The fact that Almanea and Attfield were unconnected people, and had been killed at different times of the day, led to a line of investigation that there could have been two separate killers. Fewer people went out in Colchester in public, and overgrowth was cleared to remove hiding places.

===Arrest and investigation of Fairweather===
Fairweather did not attempt another murder for almost a year because the public were wary of the danger: on 27 May 2015 he was spotted loitering early in the morning by a concerned dogwalker. The police were called and interviewed Fairweather, who was wearing rubber-gripped gloves and bearing a knife. He was arrested. In August 2015, he told a psychiatrist some of the "most anti-social and violent thoughts" the professional had heard, saying that voices were telling him to burn babies and maim prostitutes. Searches of Fairweather's possessions included documentaries about serial killers such as the Yorkshire Ripper, but prosecutor Paul Scothern clarified that not all people with such interests are intent on imitating the killers.

===Trial and sentencing===
At the Old Bailey, the following January, his name not disclosed to the public for reasons of age, he denied two charges of murder and possessing an illegal weapon, but admitted to two charges of manslaughter on the grounds of diminished responsibility. Fairweather claimed to have psychosis, which was not found by a court psychiatrist. Fairweather was found unanimously guilty by the jury on 22 April 2016, and was to be sentenced a week later, with Judge Robin Spencer, QC, saying that the minimum sentence would be 12 years.

After the conviction, Attfield's mother Julie decried Fairweather as a "monster", condemning his cruelty to her son.

On 29 April 2016, Fairweather was sentenced to life imprisonment with a minimum of 27 years.

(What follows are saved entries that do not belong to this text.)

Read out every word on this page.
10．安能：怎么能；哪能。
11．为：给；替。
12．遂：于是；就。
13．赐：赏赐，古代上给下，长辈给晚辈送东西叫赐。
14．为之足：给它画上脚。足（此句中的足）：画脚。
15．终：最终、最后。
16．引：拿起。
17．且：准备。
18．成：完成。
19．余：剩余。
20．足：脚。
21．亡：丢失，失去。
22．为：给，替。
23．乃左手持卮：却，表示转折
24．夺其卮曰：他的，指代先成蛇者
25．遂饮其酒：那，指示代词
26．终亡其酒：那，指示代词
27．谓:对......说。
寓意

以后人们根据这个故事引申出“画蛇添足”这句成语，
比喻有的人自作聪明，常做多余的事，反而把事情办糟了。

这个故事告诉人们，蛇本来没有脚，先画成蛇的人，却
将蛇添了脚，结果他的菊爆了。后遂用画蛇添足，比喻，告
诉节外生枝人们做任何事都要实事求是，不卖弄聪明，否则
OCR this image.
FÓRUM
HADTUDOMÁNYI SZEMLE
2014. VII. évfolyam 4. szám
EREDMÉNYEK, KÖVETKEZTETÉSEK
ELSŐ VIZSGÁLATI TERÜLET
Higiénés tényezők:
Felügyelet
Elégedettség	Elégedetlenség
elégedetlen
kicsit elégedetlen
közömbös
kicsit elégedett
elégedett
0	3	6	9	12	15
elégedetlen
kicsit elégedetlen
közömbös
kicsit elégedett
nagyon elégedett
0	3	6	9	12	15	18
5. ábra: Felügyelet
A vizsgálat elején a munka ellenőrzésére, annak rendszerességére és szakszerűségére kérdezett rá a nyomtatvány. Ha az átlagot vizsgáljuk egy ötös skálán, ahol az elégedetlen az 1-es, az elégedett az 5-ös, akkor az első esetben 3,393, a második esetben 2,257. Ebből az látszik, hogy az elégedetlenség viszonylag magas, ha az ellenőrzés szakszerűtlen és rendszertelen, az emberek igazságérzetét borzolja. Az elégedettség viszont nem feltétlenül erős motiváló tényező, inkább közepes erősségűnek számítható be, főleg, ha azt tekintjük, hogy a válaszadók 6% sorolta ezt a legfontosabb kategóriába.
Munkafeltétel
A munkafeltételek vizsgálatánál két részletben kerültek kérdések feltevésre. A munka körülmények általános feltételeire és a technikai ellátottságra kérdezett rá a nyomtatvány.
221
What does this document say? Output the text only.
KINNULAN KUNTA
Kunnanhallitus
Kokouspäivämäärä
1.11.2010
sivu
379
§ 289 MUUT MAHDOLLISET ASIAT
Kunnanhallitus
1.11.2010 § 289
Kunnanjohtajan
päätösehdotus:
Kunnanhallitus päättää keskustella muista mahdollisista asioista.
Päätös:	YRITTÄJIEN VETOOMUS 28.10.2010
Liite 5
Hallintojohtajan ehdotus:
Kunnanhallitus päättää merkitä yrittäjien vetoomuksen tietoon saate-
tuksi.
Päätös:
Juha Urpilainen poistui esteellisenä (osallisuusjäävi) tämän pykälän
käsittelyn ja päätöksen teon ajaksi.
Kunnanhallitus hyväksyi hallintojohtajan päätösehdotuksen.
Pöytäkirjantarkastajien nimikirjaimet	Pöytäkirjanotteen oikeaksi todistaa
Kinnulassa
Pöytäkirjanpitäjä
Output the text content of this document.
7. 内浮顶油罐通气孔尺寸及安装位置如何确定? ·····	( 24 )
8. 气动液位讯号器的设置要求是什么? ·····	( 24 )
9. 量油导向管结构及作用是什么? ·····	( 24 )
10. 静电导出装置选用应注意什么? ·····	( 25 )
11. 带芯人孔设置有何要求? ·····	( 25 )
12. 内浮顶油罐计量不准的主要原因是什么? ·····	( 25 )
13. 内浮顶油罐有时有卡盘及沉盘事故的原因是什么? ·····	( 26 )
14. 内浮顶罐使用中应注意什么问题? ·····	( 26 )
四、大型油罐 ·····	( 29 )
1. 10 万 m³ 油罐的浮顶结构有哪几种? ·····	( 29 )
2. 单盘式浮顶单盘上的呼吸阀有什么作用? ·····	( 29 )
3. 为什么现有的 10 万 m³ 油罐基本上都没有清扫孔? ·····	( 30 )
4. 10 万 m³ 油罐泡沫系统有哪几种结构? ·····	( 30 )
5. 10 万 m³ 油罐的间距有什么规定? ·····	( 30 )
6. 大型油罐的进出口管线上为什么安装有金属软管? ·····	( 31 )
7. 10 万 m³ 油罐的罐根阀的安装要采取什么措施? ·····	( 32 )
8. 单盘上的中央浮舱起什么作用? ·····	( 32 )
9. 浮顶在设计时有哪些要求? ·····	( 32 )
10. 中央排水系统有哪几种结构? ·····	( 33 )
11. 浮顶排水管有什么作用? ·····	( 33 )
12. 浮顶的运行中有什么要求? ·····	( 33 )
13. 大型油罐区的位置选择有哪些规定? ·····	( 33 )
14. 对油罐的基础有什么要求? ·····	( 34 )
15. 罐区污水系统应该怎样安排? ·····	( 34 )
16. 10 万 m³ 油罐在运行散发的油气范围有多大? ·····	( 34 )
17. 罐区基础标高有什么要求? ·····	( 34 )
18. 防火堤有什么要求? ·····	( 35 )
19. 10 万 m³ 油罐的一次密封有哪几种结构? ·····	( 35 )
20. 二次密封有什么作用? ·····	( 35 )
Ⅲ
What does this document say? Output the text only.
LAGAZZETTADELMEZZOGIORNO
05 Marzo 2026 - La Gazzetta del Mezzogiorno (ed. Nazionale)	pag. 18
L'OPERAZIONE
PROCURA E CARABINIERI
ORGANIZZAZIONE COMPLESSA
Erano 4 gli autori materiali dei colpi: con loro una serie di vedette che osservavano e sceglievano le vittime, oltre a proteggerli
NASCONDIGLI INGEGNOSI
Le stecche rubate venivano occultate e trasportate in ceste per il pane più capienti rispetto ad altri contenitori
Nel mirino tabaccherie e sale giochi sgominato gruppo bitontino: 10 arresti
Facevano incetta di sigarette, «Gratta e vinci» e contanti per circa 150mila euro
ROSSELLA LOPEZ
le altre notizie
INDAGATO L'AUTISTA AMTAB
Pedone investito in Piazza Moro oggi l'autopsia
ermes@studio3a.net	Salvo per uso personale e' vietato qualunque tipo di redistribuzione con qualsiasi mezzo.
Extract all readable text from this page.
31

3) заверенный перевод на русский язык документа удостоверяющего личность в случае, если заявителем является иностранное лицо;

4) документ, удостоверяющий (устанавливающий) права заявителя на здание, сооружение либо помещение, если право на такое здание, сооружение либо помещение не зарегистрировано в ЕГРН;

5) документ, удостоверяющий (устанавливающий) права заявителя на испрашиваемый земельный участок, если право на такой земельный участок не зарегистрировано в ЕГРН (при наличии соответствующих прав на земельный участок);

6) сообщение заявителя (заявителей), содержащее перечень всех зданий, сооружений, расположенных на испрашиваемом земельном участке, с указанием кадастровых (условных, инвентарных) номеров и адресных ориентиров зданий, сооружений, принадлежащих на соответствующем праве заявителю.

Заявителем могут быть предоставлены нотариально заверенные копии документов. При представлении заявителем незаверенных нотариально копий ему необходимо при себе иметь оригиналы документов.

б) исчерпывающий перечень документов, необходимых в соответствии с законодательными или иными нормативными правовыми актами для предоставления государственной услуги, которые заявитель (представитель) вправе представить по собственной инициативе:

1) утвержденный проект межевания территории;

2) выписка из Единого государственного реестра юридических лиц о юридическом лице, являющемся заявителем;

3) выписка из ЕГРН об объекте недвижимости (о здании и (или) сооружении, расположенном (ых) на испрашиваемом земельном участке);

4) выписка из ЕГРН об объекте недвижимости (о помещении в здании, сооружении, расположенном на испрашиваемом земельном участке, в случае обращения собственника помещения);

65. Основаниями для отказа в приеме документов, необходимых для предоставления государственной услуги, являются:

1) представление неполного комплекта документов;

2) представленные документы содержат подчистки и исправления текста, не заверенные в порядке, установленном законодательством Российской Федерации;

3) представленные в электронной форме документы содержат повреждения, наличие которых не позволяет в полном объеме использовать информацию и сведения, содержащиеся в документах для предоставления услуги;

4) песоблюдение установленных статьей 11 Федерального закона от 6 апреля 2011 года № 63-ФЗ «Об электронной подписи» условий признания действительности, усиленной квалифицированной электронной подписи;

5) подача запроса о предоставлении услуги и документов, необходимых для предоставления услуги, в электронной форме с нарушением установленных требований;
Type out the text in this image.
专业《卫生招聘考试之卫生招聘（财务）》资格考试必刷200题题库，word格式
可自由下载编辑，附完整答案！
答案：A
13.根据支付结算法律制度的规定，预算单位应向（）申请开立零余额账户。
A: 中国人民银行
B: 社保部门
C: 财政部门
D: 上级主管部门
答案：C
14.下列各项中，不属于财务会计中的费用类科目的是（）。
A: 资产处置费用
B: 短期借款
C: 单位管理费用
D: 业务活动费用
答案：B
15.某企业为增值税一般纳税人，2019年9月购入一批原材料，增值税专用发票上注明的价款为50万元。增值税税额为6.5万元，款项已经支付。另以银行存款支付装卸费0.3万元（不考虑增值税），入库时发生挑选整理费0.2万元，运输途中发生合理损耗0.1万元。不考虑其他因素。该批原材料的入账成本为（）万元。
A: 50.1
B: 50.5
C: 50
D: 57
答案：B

Fairweather tried to appeal the sentence in September on the grounds of his age, but this was rejected as it was deemed that the judge was aware of both his age and the abnormality of his mental function.

==Documentaries==
The murders were the subject of an episode of Teens Who Kill on CBS Reality in March 2017. It was covered in October 2017 on an episode of Jo Frost on Britain's Killer Kids. In May 2019, the case was covered by Britain's Deadliest Kids on Quest Red, with interviews from relatives, lawyers, the police, councillors and journalists. On 4 July 2022, the case was the subject of an episode of The Real Manhunter on the Sky Crime channel.